Open zo88 opened this issue 2 years ago • 5 comments

Hi,

My R session keeps crashing when I try to assign taxonomy. Capture d’écran 2022-05-27 à 14 06 39

Here is the code I am trying to run: Test_blocking.nochim.tax <- assignTaxonomy(Test_blocking.nochim, "/.../MIDORI_UNIQ_NUC_SP_GB249_CO1_DADA2.fasta", multithread=TRUE)

Here are the versions of dada2 and R I am using. Capture d’écran 2022-05-27 à 14 10 00

I don't think it comes from a memory issue because I have 16 Go RAM.

Does anybody know where it could come ?

Thank you for your help

zo88 avatar May 27 '22 19:05 zo88

It's probably a memory issue, or a databse format issue (as that doesn't look like one of our standard databases), or a combination of the two.

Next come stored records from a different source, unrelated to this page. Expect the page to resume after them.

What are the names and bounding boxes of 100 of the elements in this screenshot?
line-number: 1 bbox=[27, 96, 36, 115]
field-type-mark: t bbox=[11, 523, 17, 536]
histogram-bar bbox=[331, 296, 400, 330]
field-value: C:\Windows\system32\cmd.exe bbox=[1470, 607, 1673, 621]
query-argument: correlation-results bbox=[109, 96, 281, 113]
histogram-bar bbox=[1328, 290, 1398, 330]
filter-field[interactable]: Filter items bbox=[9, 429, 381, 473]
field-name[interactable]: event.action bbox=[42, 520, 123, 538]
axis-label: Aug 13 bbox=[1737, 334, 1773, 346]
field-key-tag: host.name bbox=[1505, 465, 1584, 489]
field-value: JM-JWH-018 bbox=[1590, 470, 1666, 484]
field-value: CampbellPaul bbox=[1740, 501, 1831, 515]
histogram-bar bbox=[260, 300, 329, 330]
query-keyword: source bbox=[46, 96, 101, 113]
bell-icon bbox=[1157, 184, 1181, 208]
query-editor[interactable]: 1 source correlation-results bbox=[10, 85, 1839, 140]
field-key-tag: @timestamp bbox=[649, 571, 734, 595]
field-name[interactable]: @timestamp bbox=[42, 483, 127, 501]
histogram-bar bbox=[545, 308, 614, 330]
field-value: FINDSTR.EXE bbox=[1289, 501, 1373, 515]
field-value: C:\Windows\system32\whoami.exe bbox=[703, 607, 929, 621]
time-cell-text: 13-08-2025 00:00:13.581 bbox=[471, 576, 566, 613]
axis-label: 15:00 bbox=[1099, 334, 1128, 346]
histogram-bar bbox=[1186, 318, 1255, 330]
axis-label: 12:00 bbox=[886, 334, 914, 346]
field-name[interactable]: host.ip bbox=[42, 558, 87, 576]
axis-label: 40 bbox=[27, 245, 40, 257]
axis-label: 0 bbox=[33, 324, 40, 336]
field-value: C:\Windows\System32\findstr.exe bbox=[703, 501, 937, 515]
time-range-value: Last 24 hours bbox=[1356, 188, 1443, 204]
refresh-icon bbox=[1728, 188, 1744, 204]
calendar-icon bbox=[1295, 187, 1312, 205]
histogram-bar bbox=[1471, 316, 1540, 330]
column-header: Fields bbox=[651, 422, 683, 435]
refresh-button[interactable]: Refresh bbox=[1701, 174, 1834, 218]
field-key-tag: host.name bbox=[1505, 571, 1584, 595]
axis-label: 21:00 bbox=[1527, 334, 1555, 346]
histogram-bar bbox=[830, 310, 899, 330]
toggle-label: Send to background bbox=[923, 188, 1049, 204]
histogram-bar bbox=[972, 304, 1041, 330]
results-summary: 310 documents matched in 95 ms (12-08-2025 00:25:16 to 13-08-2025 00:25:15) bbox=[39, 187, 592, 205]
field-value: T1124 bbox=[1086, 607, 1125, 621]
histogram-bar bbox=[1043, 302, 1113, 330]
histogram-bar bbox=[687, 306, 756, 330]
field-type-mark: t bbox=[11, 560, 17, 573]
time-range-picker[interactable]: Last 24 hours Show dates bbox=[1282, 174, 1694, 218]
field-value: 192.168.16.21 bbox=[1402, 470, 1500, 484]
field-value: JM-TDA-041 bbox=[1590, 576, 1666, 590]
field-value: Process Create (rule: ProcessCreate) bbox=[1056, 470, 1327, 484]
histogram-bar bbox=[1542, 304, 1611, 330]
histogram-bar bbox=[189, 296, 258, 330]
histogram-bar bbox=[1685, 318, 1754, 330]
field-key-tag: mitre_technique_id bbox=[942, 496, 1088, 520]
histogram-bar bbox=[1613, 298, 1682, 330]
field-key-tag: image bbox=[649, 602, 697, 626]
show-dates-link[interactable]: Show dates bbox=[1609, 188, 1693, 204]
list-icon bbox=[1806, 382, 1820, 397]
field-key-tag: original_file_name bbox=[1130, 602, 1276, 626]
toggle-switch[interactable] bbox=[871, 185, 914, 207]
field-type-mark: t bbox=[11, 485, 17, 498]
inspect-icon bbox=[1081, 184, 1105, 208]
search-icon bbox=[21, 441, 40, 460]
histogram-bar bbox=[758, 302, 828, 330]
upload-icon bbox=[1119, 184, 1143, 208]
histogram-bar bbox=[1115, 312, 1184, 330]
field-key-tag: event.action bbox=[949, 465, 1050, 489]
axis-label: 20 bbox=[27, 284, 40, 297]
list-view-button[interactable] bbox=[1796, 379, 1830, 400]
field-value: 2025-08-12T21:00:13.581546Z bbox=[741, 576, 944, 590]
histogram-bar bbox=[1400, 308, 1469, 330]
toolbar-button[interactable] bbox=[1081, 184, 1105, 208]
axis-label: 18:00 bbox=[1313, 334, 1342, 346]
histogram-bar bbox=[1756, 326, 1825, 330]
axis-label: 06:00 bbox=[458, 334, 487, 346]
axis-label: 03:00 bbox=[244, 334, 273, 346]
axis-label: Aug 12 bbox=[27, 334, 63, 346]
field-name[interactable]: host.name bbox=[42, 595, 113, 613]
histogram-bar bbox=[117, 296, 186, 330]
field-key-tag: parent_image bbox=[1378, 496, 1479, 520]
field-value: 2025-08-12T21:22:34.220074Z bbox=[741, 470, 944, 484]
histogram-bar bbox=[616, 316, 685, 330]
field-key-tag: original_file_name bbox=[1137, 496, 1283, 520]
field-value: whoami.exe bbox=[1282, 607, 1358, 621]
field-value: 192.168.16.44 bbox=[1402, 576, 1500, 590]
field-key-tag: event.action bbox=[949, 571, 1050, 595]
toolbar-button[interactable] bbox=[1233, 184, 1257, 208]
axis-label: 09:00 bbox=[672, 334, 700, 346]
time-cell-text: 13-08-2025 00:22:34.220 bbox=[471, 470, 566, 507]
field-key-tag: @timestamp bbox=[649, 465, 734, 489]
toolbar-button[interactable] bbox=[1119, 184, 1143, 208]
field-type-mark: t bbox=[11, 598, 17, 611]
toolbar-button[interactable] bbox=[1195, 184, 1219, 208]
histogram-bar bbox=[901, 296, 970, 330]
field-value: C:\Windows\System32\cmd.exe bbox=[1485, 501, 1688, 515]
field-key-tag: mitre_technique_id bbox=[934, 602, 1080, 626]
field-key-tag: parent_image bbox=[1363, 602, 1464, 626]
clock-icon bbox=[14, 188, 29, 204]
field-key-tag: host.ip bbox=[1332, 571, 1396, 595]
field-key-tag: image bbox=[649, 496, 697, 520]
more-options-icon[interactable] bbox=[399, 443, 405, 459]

How was that reference file created? How many sequences are in that reference file? Can you post what the first few header lines look like? Has someone else used it successfully on their machine?

benjjneb avatar May 27 '22 20:05 benjjneb

That reference file comes from the MIDORI database and it is supposed to me formatted for dada2.

Capture d’écran 2022-05-27 à 15 34 00

zo88 avatar May 27 '22 20:05 zo88

Can you post the full ID lines, not just the beginnings?

When you say it "comes from the MIDORI database" -- this is released by the MIDORI database folks? Or, someone created this file themselves out of the MIDORI database? If the former, I'd ask someone there what sort of memory requirements are needed to use it with DADA2.

benjjneb avatar May 27 '22 20:05 benjjneb

Capture d’écran 2022-05-27 à 15 46 45

It was released by the MIDORI team.

zo88 avatar May 27 '22 20:05 zo88

Format looks OK. Is there a link to this file? So I can try it out on my own machine.

As for the memory issue, I would reach out to the MIDORI team that released it and ask if they have any guidance on the amount of memory needed to use this reference. It is not unlikely that it could require more than 16GB given that this goes all the way down to the species-level, rather than stopping at the genus level, which means there are more unique taxonomies and thus higher memory requirements.